The Cat's Pajamas
Page 80
O, glorious Lord, please make it so
That down along eternity we’ll row
Atilted headlong, nattering the way
All mouth, no sleep, and endless be our day:
The Chesterton Night Tour, the Shaw Express,
A picknicking of brains in London dress
As one by one we cleave the railroad steams
To circumnavigate my noon and midnight dreams.
First Shaw arrives and hands me biscuit tin
“Grab on, dear child,” he cries. “Get in, get in!”
His voice pure Life Force judge and Mankind’s Maker.

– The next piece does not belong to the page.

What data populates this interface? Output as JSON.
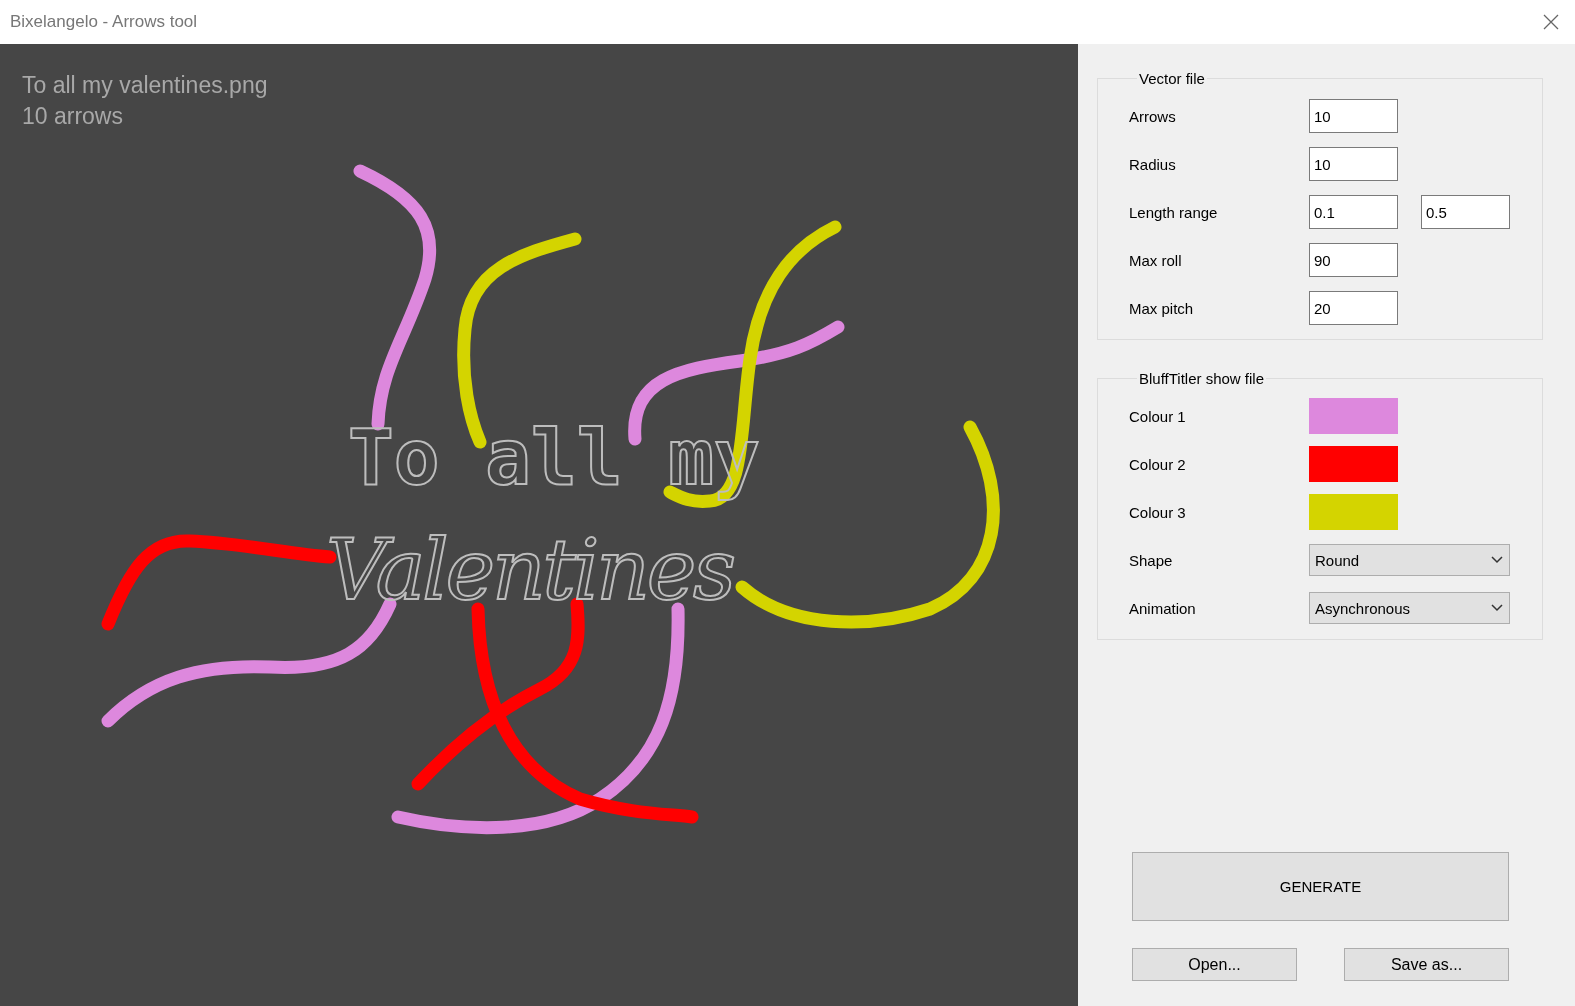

G.K. climbs up past Shaw and ticket-taker.
Now down the line trots Dickens, paced by Twain.
“Hold on!” cries Mark. And Dickens: “Stop that train!”

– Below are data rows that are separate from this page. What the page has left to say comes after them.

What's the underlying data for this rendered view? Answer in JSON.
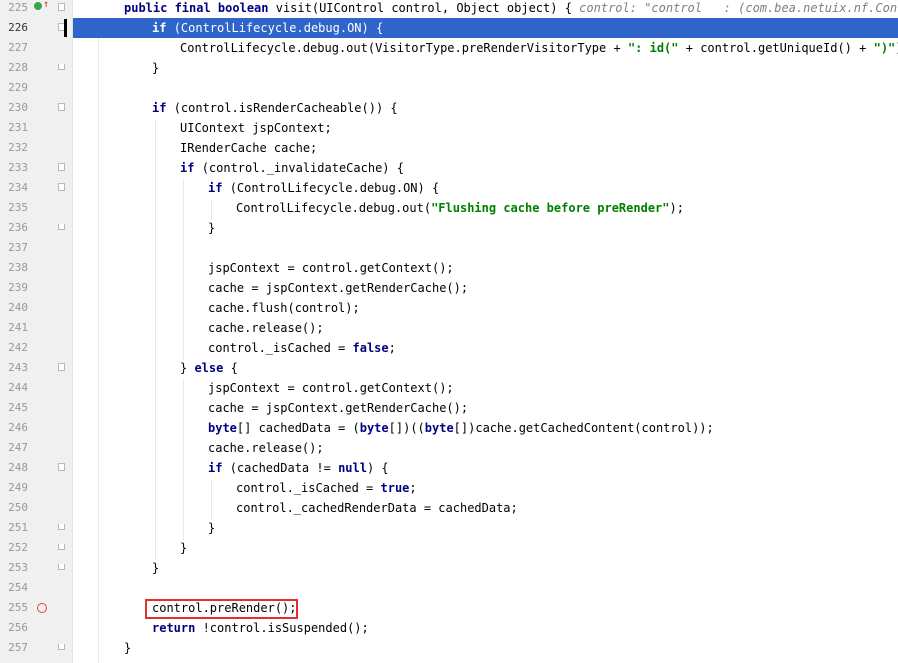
{
  "gutter": {
    "line_numbers": [
      "225",
      "226",
      "227",
      "228",
      "229",
      "230",
      "231",
      "232",
      "233",
      "234",
      "235",
      "236",
      "237",
      "238",
      "239",
      "240",
      "241",
      "242",
      "243",
      "244",
      "245",
      "246",
      "247",
      "248",
      "249",
      "250",
      "251",
      "252",
      "253",
      "254",
      "255",
      "256",
      "257"
    ]
  },
  "code": {
    "l225": {
      "kw1": "public final boolean ",
      "rest": "visit(UIControl control, Object object) {",
      "hint": "control: \"control   : (com.bea.netuix.nf.Control"
    },
    "l226": {
      "kw1": "if ",
      "rest": "(ControlLifecycle.debug.ON) {"
    },
    "l227": {
      "a": "ControlLifecycle.debug.out(VisitorType.preRenderVisitorType + ",
      "s1": "\": id(\"",
      "b": " + control.getUniqueId() + ",
      "s2": "\")\"",
      "c": ");"
    },
    "l228": {
      "text": "}"
    },
    "l230": {
      "kw1": "if ",
      "rest": "(control.isRenderCacheable()) {"
    },
    "l231": {
      "text": "UIContext jspContext;"
    },
    "l232": {
      "text": "IRenderCache cache;"
    },
    "l233": {
      "kw1": "if ",
      "rest": "(control._invalidateCache) {"
    },
    "l234": {
      "kw1": "if ",
      "rest": "(ControlLifecycle.debug.ON) {"
    },
    "l235": {
      "a": "ControlLifecycle.debug.out(",
      "s1": "\"Flushing cache before preRender\"",
      "c": ");"
    },
    "l236": {
      "text": "}"
    },
    "l238": {
      "text": "jspContext = control.getContext();"
    },
    "l239": {
      "text": "cache = jspContext.getRenderCache();"
    },
    "l240": {
      "text": "cache.flush(control);"
    },
    "l241": {
      "text": "cache.release();"
    },
    "l242": {
      "a": "control._isCached = ",
      "kw1": "false",
      "c": ";"
    },
    "l243": {
      "a": "} ",
      "kw1": "else",
      "c": " {"
    },
    "l244": {
      "text": "jspContext = control.getContext();"
    },
    "l245": {
      "text": "cache = jspContext.getRenderCache();"
    },
    "l246": {
      "kw1": "byte",
      "a": "[] cachedData = (",
      "kw2": "byte",
      "b": "[])((",
      "kw3": "byte",
      "c": "[])cache.getCachedContent(control));"
    },
    "l247": {
      "text": "cache.release();"
    },
    "l248": {
      "kw1": "if ",
      "a": "(cachedData != ",
      "kw2": "null",
      "c": ") {"
    },
    "l249": {
      "a": "control._isCached = ",
      "kw1": "true",
      "c": ";"
    },
    "l250": {
      "text": "control._cachedRenderData = cachedData;"
    },
    "l251": {
      "text": "}"
    },
    "l252": {
      "text": "}"
    },
    "l253": {
      "text": "}"
    },
    "l255": {
      "text": "control.preRender();"
    },
    "l256": {
      "kw1": "return ",
      "rest": "!control.isSuspended();"
    },
    "l257": {
      "text": "}"
    }
  }
}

“It’s stopped,” snorts Shaw, “are your brains packed? Aboard!”
With this last as commandment from our Lord
We jostle up to face each other’s wits
As Shaw amidst the mob like statue sits
And maunders up his tongue to launch the Game
His merest cough a shot to walk us lame.
Now Poe arrives in furs, he’s dressed for snows
Cold flurries caper him where e’er he goes,
Seen distantly his broad pale brow’s a moon
That sinks at daybreak but to rise at noon.
Charles Dickens’s stunned, but Twain cries, “Man alive!”
G. Shaw and G.K.? blind, as Deaths arrive
Just I amongst them hear pale Edgar’s tune
His pale heartbeat with tone that echoes loon.
Now Wilde wafts on, empurpled are his drums
As something wily-witted this way comes.